I opened an issue which complained about this; I figure if the CI can check whether or not I have built the XML correctly, it can install it instead. I am told this is no bueno
Why is this? Does it have something to do with the fact that the a ref in the repo does not simply represent instructions to build a Thing, but is itself the Thing? (In other Linux environments I have used tarballs or whatever in S3 labelled with the git sha, such that “deploying” a git ref means unpacking the corresponding tarball.)
Can we use power tools in CI for Documentation (e.g. Markdown → XML)?
If we can’t, is it because of requirements to safely build the software in the repo?
Can you please Explain It To Me Like I’m 5, and pretend I asked “why” 5 times?
The current toolchain for converting Markdown files into DocBook has many dependencies: pandoc is written in Haskell so GHC is needed to build it.
Most NixOS systems will want to have NixOS documentation available locally.
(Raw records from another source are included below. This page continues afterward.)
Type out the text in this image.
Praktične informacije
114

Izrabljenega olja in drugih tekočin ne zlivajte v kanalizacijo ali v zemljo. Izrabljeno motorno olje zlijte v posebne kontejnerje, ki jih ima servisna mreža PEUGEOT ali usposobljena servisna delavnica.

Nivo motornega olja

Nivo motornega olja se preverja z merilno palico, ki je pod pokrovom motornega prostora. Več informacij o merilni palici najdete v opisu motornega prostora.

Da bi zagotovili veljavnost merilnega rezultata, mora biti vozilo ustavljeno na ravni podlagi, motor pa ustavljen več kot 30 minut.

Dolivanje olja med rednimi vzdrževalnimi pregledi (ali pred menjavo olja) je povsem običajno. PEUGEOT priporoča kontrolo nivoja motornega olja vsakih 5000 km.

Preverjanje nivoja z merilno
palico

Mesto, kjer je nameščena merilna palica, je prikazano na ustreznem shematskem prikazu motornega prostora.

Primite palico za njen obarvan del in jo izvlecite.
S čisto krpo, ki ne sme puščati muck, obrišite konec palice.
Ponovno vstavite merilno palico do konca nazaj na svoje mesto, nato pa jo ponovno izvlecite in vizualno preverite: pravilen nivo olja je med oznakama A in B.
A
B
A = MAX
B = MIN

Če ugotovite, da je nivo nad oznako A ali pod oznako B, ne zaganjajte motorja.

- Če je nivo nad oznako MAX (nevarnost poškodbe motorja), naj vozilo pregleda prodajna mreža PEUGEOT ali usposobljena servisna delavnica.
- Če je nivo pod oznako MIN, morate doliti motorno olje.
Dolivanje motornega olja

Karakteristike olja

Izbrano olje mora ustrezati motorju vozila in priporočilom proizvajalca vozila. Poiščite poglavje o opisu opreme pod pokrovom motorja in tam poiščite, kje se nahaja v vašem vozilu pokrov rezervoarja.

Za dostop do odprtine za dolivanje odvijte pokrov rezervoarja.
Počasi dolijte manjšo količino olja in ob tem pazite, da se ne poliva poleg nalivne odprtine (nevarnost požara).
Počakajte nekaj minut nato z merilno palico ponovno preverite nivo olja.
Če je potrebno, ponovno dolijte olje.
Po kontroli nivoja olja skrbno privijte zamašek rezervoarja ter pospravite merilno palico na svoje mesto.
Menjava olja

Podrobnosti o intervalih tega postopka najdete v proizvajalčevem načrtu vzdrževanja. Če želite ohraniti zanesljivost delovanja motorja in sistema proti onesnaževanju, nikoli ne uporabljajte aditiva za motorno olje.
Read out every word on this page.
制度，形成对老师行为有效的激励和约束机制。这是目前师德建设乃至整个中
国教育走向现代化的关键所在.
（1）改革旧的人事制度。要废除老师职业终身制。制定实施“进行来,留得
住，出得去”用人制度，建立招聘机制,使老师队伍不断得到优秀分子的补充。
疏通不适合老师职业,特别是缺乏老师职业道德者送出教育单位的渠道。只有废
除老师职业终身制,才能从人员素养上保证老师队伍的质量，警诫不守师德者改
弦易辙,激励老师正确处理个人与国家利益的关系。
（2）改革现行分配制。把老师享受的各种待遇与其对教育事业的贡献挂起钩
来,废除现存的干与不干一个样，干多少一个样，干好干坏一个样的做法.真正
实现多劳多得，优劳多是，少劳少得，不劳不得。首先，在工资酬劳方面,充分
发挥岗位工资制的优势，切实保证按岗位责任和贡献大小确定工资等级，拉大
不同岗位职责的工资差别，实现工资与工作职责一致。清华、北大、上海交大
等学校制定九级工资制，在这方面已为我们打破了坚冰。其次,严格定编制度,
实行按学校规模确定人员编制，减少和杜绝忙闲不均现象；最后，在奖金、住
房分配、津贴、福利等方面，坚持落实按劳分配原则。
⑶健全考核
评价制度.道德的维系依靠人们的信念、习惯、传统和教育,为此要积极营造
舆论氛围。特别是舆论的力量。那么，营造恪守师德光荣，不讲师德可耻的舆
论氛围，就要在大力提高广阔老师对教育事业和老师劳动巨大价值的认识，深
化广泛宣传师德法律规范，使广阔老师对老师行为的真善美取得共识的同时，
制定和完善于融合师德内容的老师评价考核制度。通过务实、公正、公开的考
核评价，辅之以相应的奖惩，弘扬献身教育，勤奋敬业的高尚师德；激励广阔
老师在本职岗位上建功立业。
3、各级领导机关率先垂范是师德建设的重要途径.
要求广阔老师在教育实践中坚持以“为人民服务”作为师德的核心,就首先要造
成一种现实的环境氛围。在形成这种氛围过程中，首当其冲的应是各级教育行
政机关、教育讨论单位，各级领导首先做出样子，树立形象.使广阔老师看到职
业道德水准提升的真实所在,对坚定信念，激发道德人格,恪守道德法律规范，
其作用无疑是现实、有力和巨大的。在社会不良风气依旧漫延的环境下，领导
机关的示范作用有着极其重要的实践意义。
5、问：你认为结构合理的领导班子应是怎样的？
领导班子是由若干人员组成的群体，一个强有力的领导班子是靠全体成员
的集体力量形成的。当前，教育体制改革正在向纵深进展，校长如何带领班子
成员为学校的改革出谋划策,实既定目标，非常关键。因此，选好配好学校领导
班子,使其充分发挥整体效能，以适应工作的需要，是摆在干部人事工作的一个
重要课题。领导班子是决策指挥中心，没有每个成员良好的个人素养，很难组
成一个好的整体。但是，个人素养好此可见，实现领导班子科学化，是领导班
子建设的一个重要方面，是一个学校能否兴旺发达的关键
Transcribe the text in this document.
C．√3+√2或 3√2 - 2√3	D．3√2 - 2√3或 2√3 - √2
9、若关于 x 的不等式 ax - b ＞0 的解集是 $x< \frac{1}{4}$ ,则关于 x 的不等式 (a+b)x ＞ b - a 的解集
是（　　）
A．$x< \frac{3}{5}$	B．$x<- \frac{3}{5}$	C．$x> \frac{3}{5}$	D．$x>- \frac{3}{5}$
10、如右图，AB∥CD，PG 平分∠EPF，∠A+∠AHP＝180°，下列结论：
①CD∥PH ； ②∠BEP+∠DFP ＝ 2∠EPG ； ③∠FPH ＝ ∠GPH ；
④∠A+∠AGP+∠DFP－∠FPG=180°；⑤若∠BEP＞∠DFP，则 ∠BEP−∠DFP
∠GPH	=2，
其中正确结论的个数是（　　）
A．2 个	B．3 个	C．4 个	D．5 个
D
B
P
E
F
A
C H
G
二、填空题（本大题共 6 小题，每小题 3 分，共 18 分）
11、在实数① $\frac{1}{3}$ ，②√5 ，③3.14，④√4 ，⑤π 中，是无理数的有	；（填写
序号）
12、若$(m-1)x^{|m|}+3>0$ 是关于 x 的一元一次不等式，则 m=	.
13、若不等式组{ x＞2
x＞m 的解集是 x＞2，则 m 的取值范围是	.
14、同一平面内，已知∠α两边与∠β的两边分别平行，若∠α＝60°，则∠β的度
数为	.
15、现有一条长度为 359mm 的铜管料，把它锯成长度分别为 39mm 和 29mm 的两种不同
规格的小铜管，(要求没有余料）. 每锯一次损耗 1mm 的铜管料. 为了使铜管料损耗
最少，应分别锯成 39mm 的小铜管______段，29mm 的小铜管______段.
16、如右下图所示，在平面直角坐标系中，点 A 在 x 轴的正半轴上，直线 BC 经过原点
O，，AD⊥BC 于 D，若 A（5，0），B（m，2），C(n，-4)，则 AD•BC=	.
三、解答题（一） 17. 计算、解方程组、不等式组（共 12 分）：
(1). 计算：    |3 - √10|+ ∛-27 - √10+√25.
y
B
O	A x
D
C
If the docs are not cached for some reason (for example the system overrides some dependency of the toolchain), they would need to be built and that would require downloading/building the toolchain and relevant depencies. That might be unreasonably big for many systems.
By committing the generated files into the repo, we move the burden of having the toolchain from users onto the people modifying the docs.
Now, it would be possible to offload running md-to-db.sh and committing the generated files to CI but then we would need a separate build command for testing, which would be confusing. Plus having CI push commits into branches would lead to mess as well.
We will hopefully move to a toolchain with a lighter dependency closure soon, which will allow us to drop this measure.